Green City In The Sun
By Sally Asante
The usual snarl of traffic was today almost belligerent. Drivers blasted horns, shouted profanities, and gestured rudely from open windows as the logjam of cars snaked its way through the verdant neighborhoods overrun with pedestrians.
Max checked his watch, his frustration mounting. Ten days earlier, his brother, Willie, had been Medevacked to Kenya, having been found unconscious in his Lake Victoria villa. The doctors believed the intestinal knotting he had suffered would prove fatal. Max had immediately rushed to his side, hoping he would regain consciousness at least long enough to say goodbye.
“This traffic is insane,” Cole grumbled, pressing the brake. Again.
“Well, this is Nairobi,” Max said. “Look, sweetheart, sorry to abandon you, but I think I’d make better time on foot.”
“You go on. I’ll see you inside.” She rolled her eyes. “Eventually.”
When Max crested the hill, through the crowd he saw that the hospital gate, previously open, was now closed, and armed policemen stood guard. Catching the eye of one of the officers, he shouted, “I need to get in.”
The guard adjusted his rifle in a display of authority and shook his head. “Only authorized vehicles,” he shouted back.
Max’s eyes traveled over the hysterical mob and met those of a young man holding a child. “What’s going on?” he hollered.
“It’s the bombing.”
“Dear God! The hospital’s been bombed?”
“Not the hospital, the U.S. embassy. Bombed this morning.”
Stunned, Max made his way back to the car. “Cole, it’s utter chaos ahead. The U.S. Embassy was bombed this morning. They won’t let us through.”
In search of comprehension, Cole’s mind fought through this staggering report. “Hang on,” she managed to say. “Let’s give it a try.”

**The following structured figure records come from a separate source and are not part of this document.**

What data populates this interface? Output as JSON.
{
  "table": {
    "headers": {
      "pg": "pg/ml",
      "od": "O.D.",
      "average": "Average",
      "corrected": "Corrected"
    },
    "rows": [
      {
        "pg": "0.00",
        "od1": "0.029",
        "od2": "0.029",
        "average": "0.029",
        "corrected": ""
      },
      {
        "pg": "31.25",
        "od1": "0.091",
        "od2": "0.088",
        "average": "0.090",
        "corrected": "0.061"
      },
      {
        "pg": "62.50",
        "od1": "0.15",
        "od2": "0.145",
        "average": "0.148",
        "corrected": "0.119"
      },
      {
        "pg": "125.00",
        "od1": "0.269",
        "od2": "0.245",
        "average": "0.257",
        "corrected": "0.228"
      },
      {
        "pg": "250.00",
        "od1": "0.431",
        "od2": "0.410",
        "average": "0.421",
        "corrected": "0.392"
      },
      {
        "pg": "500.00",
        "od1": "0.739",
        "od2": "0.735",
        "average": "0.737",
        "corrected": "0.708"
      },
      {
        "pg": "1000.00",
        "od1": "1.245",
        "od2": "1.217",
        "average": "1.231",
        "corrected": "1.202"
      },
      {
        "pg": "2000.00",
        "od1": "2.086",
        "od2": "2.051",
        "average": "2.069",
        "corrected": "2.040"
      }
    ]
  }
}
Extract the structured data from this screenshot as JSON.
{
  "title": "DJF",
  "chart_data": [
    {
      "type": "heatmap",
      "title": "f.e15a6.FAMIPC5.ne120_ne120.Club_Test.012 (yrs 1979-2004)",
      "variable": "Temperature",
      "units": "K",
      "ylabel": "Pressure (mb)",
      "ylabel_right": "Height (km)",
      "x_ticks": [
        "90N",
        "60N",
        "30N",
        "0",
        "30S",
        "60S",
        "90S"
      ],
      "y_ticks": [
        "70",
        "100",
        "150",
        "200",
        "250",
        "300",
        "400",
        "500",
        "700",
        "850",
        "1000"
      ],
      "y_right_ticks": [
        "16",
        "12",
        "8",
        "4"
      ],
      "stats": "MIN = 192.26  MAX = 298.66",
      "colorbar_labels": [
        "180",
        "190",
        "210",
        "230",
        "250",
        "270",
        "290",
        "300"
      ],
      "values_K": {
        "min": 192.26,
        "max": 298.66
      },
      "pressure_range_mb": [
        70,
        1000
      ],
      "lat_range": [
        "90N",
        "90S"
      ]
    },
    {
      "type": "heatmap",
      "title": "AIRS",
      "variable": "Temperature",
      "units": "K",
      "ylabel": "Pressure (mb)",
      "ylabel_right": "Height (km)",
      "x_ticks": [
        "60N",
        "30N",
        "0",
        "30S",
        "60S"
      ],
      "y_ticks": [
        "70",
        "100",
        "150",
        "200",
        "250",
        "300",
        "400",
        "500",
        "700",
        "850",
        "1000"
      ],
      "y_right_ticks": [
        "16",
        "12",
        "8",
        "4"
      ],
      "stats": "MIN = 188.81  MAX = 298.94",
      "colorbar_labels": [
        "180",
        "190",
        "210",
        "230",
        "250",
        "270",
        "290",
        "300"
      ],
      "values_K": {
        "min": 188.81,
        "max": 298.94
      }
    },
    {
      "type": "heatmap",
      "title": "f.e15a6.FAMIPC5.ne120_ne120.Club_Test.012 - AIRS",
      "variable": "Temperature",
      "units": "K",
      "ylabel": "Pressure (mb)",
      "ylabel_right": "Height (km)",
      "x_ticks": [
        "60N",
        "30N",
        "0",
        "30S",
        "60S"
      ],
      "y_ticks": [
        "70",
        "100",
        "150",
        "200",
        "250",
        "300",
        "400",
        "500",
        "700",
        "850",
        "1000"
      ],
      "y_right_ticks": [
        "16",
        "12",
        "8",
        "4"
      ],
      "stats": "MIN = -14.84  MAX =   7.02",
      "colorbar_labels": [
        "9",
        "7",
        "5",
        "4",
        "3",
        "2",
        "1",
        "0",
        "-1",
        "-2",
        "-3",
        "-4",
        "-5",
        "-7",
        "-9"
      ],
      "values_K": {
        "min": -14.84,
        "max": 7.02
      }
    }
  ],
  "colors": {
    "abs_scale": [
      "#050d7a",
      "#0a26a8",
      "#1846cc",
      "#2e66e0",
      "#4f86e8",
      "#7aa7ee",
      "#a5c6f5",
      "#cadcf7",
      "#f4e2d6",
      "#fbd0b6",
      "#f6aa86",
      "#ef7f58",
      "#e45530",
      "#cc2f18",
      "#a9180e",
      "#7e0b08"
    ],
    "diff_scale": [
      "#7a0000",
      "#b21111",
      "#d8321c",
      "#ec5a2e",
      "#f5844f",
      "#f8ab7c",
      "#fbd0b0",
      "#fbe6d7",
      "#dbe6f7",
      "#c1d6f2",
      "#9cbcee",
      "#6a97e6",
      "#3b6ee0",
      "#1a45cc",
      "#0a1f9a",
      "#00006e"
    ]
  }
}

At the gate, when the guard ordered her to turn around, she pled, “But I’m UN,” gesturing to the front of her car. He stepped around, saw the instantly recognizable license plate, and motioned for assistance. While two guards held back the mob, he eased the gate open just enough for her to pass through.
Nowhere else to park, she pulled onto the lawn, and they got out and headed inside. Behind them, wailing from the morgue filled the thick air.
The broad hallways were lined with gurneys, two deep, where the wounded lay, some silent, others moaning, clutching injuries. In the ICU the aide Max had hired to sit with Willie was nowhere to be seen, and squeezed into the cubicle were two additional beds occupied by survivors of the explosions. One’s entire head was wrapped in gauze. A breathing tube was threaded through its folds and attached to a machine that soughed rhythmically next to his bed. The other, his chest bound in blood-tinged dressings, strained for air. Tenderly, Cole stroked his brow while a nurse explained that many had suffered injuries when they rushed to windows to see the source of the blast, only to have been blinded as glass shards ripped into faces and skulls when the second explosion went off. She said that the death toll already exceeded two hundred.
Max shook his head in commiseration, then turned toward his brother. “Any change?” he asked. The nurse said no, and added that a priest was in the building, administering last rites.
Without a whisper, Willie died shortly before midnight. Max’s eyes spilled over as he clung to Cole in what seemed utter defeat. When he turned to leave, she hesitated.
“I can’t go, Max. They’re here because they worked…” Her voice cracked. “…because they worked in my embassy. I’ll catch up with you.”
Max tended to bureaucratic paperwork and was returning to the ICU when he met Cole. “They’re gone,” she said. “Their loved ones never came.”
“So sorry, sweetheart. What an awful day for us all.”
They spent a sleepless night at the Norfolk Hotel, with Max recounting fond “remember-whens” of his big brother. Then, over breakfast Cole said that although she wanted to stay, she had court the next day, and she hoped he understood. Max said he did, shaking his head yes-no in that way only Indians can, and that he’d come home once the necessary arrangements had been made. In the porte-cochere they shared a lingering embrace, then he watched her drive away.
Cole rode past Uhuru Park, a sparkle in its winter green, then joined the open road. She had just passed Jomo Kenyatta Airport when she pulled off-road beside a bus stop. “Jambo, Sister. Would you like a lift?”
The obsidian-black nun grinned, revealing teeth as flawless as honesty. “And a fine hello to you, child. I’m most grateful.” She placed her valise in the backseat and climbed in. Once settled, she asked, “Are you a Christian, dear?”
“I am not,” replied Cole.
“Ah, but you do believe in God, yes?”
The question hung as Cole’s thoughts drifted to the hospital, then to the UN tribunal, in Arusha, Tanzania, a four-hour drive south, where her days were spent in the courtroom, mere feet from men accused of masterminding the 1994 Rwandan genocide that claimed the lives of almost a million, nearly all by machete. Then, her gaze found the fearless equatorial sky and the unparalleled African landscape, gifts of immeasurable proportions.
“Yes,” Cole said, “I suppose I do. On a day like today, it’s hard not to.”